Research from Dr James Carney of Brunel University London has shown that modern superheroes have become a mental defence against the scale of modern living. They keep us sane.
Carney’s research is published in the Journal of Cognition and Culture. If you’re curious you can take a look at Comic-Book Superheroes and Prosocial Agency: A Large-Scale Quantitative Analysis of the Effects of Cognitive Factors on Popular Representations yourself. Co-written by the University of Oxford’s Dr Pádraig Mac Carron the paper begins by setting out its stall.
We argue that the counterfactual representations of popular culture, like their religious cognates, are shaped by cognitive constraints that become visible when considered in aggregate. In particular, we argue that comic-book literature embodies core intuitions about sociality and its maintenance that are activated by the cognitive problem of living in large groups. This leads to four predictions: comic-book enforcers should (1) be punitively prosocial, (2) be quasi-omniscient, (3) exhibit kin-signalling proxies and (4) be minimally counterintuitive. We gauge these predictions against a large sample of 19,877 characters that were derived from 72,611 comics using data scraping techniques. Our results corroborate the view that cognitive constraints exercise a selective effect on the transmission of popular culture.
That’s a lot of comics!
Carney explains that the overwhelming number of people crammed into cities has left us living in near constant low-grade anxiety. He said;
Comic books are a tool to deal with that anxiety, that problem of not knowing all the people you meet and not having that trusted network you might in a smaller place.”

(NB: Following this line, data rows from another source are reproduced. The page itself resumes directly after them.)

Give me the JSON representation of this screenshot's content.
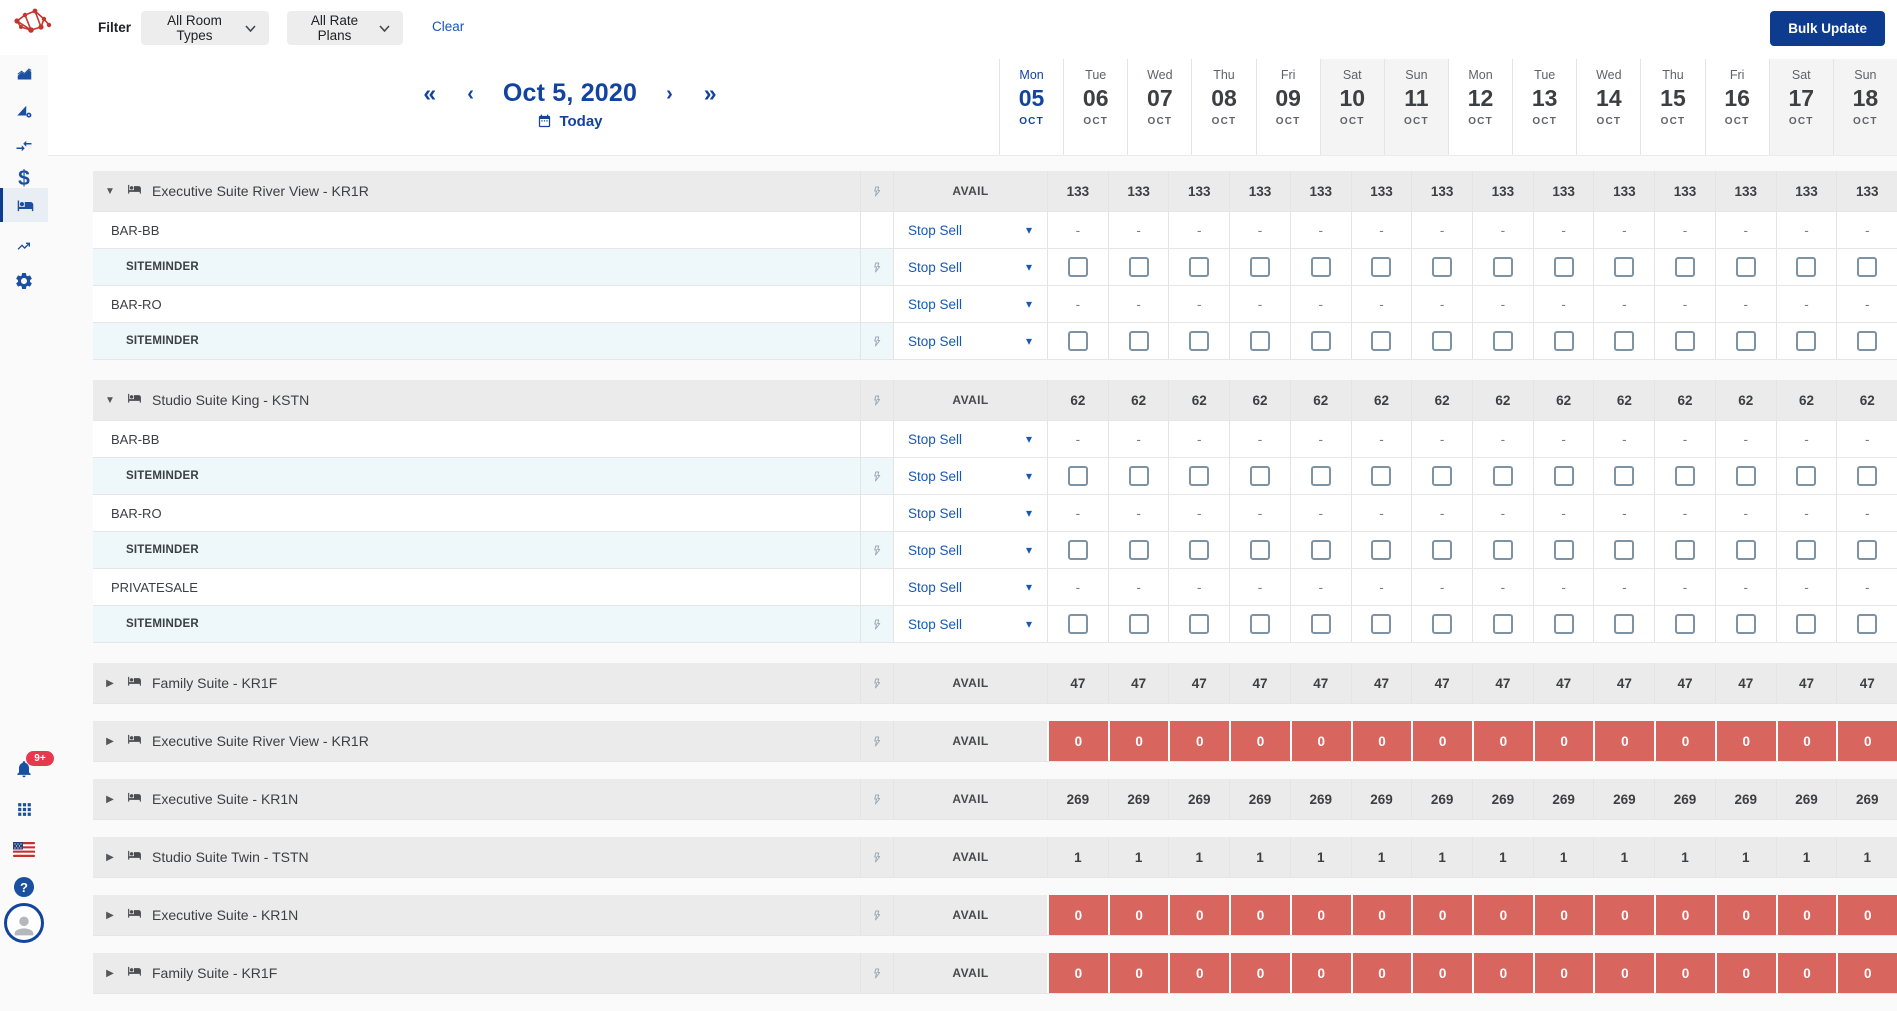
{
  "topbar": {
    "filter_label": "Filter",
    "room_types_filter": "All Room Types",
    "rate_plans_filter": "All Rate Plans",
    "clear_label": "Clear",
    "bulk_update_label": "Bulk Update"
  },
  "date_nav": {
    "current_date": "Oct 5, 2020",
    "today_label": "Today",
    "fast_back_glyph": "«",
    "back_glyph": "‹",
    "forward_glyph": "›",
    "fast_forward_glyph": "»"
  },
  "columns": {
    "avail_label": "AVAIL",
    "stop_sell_label": "Stop Sell",
    "empty_value": "-",
    "caret_down_glyph": "▾"
  },
  "dates": [
    {
      "dow": "Mon",
      "day": "05",
      "month": "OCT",
      "weekend": false,
      "selected": true
    },
    {
      "dow": "Tue",
      "day": "06",
      "month": "OCT",
      "weekend": false,
      "selected": false
    },
    {
      "dow": "Wed",
      "day": "07",
      "month": "OCT",
      "weekend": false,
      "selected": false
    },
    {
      "dow": "Thu",
      "day": "08",
      "month": "OCT",
      "weekend": false,
      "selected": false
    },
    {
      "dow": "Fri",
      "day": "09",
      "month": "OCT",
      "weekend": false,
      "selected": false
    },
    {
      "dow": "Sat",
      "day": "10",
      "month": "OCT",
      "weekend": true,
      "selected": false
    },
    {
      "dow": "Sun",
      "day": "11",
      "month": "OCT",
      "weekend": true,
      "selected": false
    },
    {
      "dow": "Mon",
      "day": "12",
      "month": "OCT",
      "weekend": false,
      "selected": false
    },
    {
      "dow": "Tue",
      "day": "13",
      "month": "OCT",
      "weekend": false,
      "selected": false
    },
    {
      "dow": "Wed",
      "day": "14",
      "month": "OCT",
      "weekend": false,
      "selected": false
    },
    {
      "dow": "Thu",
      "day": "15",
      "month": "OCT",
      "weekend": false,
      "selected": false
    },
    {
      "dow": "Fri",
      "day": "16",
      "month": "OCT",
      "weekend": false,
      "selected": false
    },
    {
      "dow": "Sat",
      "day": "17",
      "month": "OCT",
      "weekend": true,
      "selected": false
    },
    {
      "dow": "Sun",
      "day": "18",
      "month": "OCT",
      "weekend": true,
      "selected": false
    }
  ],
  "groups": [
    {
      "name": "Executive Suite River View - KR1R",
      "expanded": true,
      "sold_out": false,
      "avail_values": [
        133,
        133,
        133,
        133,
        133,
        133,
        133,
        133,
        133,
        133,
        133,
        133,
        133,
        133
      ],
      "rate_plans": [
        {
          "name": "BAR-BB",
          "channels": [
            "SITEMINDER"
          ]
        },
        {
          "name": "BAR-RO",
          "channels": [
            "SITEMINDER"
          ]
        }
      ]
    },
    {
      "name": "Studio Suite King - KSTN",
      "expanded": true,
      "sold_out": false,
      "avail_values": [
        62,
        62,
        62,
        62,
        62,
        62,
        62,
        62,
        62,
        62,
        62,
        62,
        62,
        62
      ],
      "rate_plans": [
        {
          "name": "BAR-BB",
          "channels": [
            "SITEMINDER"
          ]
        },
        {
          "name": "BAR-RO",
          "channels": [
            "SITEMINDER"
          ]
        },
        {
          "name": "PRIVATESALE",
          "channels": [
            "SITEMINDER"
          ]
        }
      ]
    },
    {
      "name": "Family Suite - KR1F",
      "expanded": false,
      "sold_out": false,
      "avail_values": [
        47,
        47,
        47,
        47,
        47,
        47,
        47,
        47,
        47,
        47,
        47,
        47,
        47,
        47
      ],
      "rate_plans": []
    },
    {
      "name": "Executive Suite River View - KR1R",
      "expanded": false,
      "sold_out": true,
      "avail_values": [
        0,
        0,
        0,
        0,
        0,
        0,
        0,
        0,
        0,
        0,
        0,
        0,
        0,
        0
      ],
      "rate_plans": []
    },
    {
      "name": "Executive Suite - KR1N",
      "expanded": false,
      "sold_out": false,
      "avail_values": [
        269,
        269,
        269,
        269,
        269,
        269,
        269,
        269,
        269,
        269,
        269,
        269,
        269,
        269
      ],
      "rate_plans": []
    },
    {
      "name": "Studio Suite Twin - TSTN",
      "expanded": false,
      "sold_out": false,
      "avail_values": [
        1,
        1,
        1,
        1,
        1,
        1,
        1,
        1,
        1,
        1,
        1,
        1,
        1,
        1
      ],
      "rate_plans": []
    },
    {
      "name": "Executive Suite - KR1N",
      "expanded": false,
      "sold_out": true,
      "avail_values": [
        0,
        0,
        0,
        0,
        0,
        0,
        0,
        0,
        0,
        0,
        0,
        0,
        0,
        0
      ],
      "rate_plans": []
    },
    {
      "name": "Family Suite - KR1F",
      "expanded": false,
      "sold_out": true,
      "avail_values": [
        0,
        0,
        0,
        0,
        0,
        0,
        0,
        0,
        0,
        0,
        0,
        0,
        0,
        0
      ],
      "rate_plans": []
    }
  ],
  "sidebar": {
    "notifications_badge": "9+",
    "help_glyph": "?",
    "dollar_glyph": "$",
    "items_top": [
      "dashboard-chart",
      "rate-analytics",
      "channel-sync",
      "pricing",
      "inventory-calendar",
      "trends",
      "settings"
    ],
    "items_bottom": [
      "notifications",
      "apps",
      "language-us",
      "help",
      "user-account"
    ],
    "active_item": "inventory-calendar"
  },
  "colors": {
    "accent_blue": "#11439f",
    "link_blue": "#1658b8",
    "icon_blue": "#1b4fa0",
    "button_navy": "#0d3c8e",
    "sold_out_red": "#d9655f",
    "badge_red": "#e6394e",
    "channel_row_tint": "#eef8fb",
    "group_header_bg": "#ebebeb",
    "weekend_bg": "#f4f4f5",
    "border_gray": "#e4e4e4",
    "text_dark": "#3c4043",
    "text_gray": "#5f6368",
    "checkbox_border": "#7d93a4",
    "logo_red": "#c6342e"
  }
}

Normally, we try and keep tabs on people but can only track about 150. In a city that’s hardly enough. If you have for smartphone or stolen while you’re on Oxford Street in London, for example, there are literally thousands of unknown people who might have it. This psychological overload or inability to do the amount of ‘moral monitoring’ we feel we need creates pressures only supernatural-style powers can tackle. Dr Carney explains how superheroes help here.
We know superheroes don’t exist, but characters who are quasi-omniscient, that see everything and know everybody, fascinate us because they’re a way to compensate. Fictional heroes like Sherlock Holmes, who can figure out everything about you from your appearance, or Spider-Man, whose sixth sense alerts him to distant danger, give us confidence that our uncertain social environment can be made safe.”
Dr Mac Carron and Carney’s study scraped wiki databases of DC and Marvel heroes to produce this biggest ever quantitative study of comic book heroes.